John Baumberger has a question about my translation of en morphē theou in Philippians 2:6 as “in the form of a god.” He takes issue with the indefinite construction on a couple of grounds:
1. The word theos ‘without the definite article almost always refers to God himself (and not “a god”) throughout scripture.’
2. The article with theos in verse 9 refers back to the theos of verse 6; therefore, en morphē theou in verse 6 must be translated “in the form of God.”
I haven’t done a comprehensive study of the use of the definite article with theos in the Greek Bible or other Hellenistic Jewish texts. We could make the obvious point that sometimes the anarthrous form does refer to a god.

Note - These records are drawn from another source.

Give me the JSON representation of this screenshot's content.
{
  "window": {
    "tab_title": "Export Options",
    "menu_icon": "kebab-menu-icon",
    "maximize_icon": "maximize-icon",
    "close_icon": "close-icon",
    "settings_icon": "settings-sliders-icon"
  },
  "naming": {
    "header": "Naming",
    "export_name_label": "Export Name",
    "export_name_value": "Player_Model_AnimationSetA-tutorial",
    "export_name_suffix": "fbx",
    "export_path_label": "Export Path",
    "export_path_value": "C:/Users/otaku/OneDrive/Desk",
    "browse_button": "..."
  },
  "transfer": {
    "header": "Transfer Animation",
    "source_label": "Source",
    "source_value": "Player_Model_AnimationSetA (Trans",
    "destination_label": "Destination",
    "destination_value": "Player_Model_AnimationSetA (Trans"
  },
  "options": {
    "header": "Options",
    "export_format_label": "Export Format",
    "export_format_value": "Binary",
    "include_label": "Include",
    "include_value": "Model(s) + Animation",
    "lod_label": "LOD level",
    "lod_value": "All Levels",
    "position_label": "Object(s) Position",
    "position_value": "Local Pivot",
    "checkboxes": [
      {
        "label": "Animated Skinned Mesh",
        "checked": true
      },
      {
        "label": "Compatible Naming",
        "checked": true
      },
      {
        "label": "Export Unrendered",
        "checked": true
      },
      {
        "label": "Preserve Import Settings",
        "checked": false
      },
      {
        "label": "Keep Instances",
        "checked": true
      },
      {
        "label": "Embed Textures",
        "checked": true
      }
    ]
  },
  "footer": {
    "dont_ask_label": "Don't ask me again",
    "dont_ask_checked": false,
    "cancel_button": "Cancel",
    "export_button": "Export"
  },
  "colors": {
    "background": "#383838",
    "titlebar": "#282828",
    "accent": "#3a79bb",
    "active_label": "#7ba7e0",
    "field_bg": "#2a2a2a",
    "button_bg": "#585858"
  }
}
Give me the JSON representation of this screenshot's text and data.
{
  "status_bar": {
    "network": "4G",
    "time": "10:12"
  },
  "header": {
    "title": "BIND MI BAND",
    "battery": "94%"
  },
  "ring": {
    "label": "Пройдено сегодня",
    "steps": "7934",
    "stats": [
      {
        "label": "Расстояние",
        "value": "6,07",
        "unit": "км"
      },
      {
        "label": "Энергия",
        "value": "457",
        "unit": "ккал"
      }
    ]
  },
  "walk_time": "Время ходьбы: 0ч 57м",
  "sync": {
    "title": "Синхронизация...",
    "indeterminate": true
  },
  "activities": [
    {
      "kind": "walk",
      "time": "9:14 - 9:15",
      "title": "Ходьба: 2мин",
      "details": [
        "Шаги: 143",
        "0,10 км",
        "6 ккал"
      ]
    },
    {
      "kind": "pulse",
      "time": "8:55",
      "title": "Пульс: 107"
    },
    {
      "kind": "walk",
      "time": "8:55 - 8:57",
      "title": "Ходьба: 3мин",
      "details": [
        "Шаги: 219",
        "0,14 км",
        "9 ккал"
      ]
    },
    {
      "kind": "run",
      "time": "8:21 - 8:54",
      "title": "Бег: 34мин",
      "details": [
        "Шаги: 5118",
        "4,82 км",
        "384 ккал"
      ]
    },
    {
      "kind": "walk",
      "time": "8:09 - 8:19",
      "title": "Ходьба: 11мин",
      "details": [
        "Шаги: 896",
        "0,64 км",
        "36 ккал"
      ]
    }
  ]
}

Still, it is certainly the case that there are similar genitive expressions with theos which do not have the article but refer to the one God—“glory of God” (doxa theou), for example (1 Cor. 10:31; 11:7; Phil. 2:11). If morphē could be shown to mean “glory” (it can’t), then there wouldn’t be a problem with the traditional interpretation (but there is).
Indeed, the main argument for the translation “in the form of a god” is not that the article is missing in verse 6 but that morphē always denotes outward appearance. Since, on the one hand, it was impossible in mainstream Jewish tradition to speak about the outward appearance of the God who made the heavens and the earth, and on the other, morphē is widely used in Greek literature with reference to the gods, it seems highly likely that the Philippians would have heard en morphē theou as a reference to Jesus’ outward appearance as a god.
I suggest further in the book that “form of a god” is analogous to “voice of a god” and “heart of a god”:
Ask… whether any nation has ever heard the voice of a living god (phōnēn theou) speaking from the midst of the fire… (Deut. 4:33)
And the people were shouting, “The voice of a god (theou phōne), and not of a man!” Immediately an angel of the Lord struck him down, because he did not give God (tōi theōi) the glory, and he was eaten by worms and breathed his last. (Acts 12:22–23)
Because your heart was exalted and you said, “I am a god; I have inhabited a habitation of a god in the heart of the sea,” yet you are human and not a god, and you rendered your heart as a heart of a god (kardian theou). (Ezek. 28:2)
A god can have a personal voice, heart, and form. The Ezekiel and Acts passages are especially interesting because they belong to Jewish polemic against the divine ruler cult, which is, in my view, in the background of Philippians 2:6. I also make the point in the book that the first part of the encomium reverses the acclamation of Herod as a god and not a man. The story of Jesus’ career, to the observer, was that he turned out to be a man and not a god.
We also have the example of the man of lawlessness who “opposes and exalts himself over every so-called god or object of worship, so that he takes his seat in the temple of God (ton naon tou theou), presenting himself as a god (theos)” (2 Thess. 2:4*). Behind him are the prince of Tyre again, who says, “I am a god (theos eimi egō)” (Ezek. 28:2), and Antiochus Epiphanes, who “will be enraged and will be exalted against every god (panta theon) and against the God of the gods he will speak remarkable things” (Dan. 11:36* LXX).
Finally, Philo discusses the statement “I am the God (ho theos) who was seen by you in the place of a god (en topōi theou)” (Dreams 1:227-30). He thinks that there is a distinction here between “the God” and “some other.”
What then ought we to say? There is one true God only: but they who are called gods, by an abuse of language, are numerous; on which account the holy scripture on the present occasion indicates that it is the true God that is meant by the use of the article, the expression being, “I am the God (ho theos);” but when the word is used incorrectly, it is put without the article, the expression being, “He who was seen by thee in the place,” not of the God (tou theou), but simply “of a god” (theou).
He then goes on to identify the other “god” with “his most ancient word,” if I’ve understood him correctly, which perhaps has relevance for the interpretation of John 1:1, but the identification rests on a linguistic distinction between the true God with an article and other gods without.
So it seems that Hellenistic Jews of Paul’s time were at least aware of the potential theological significance of the definite article.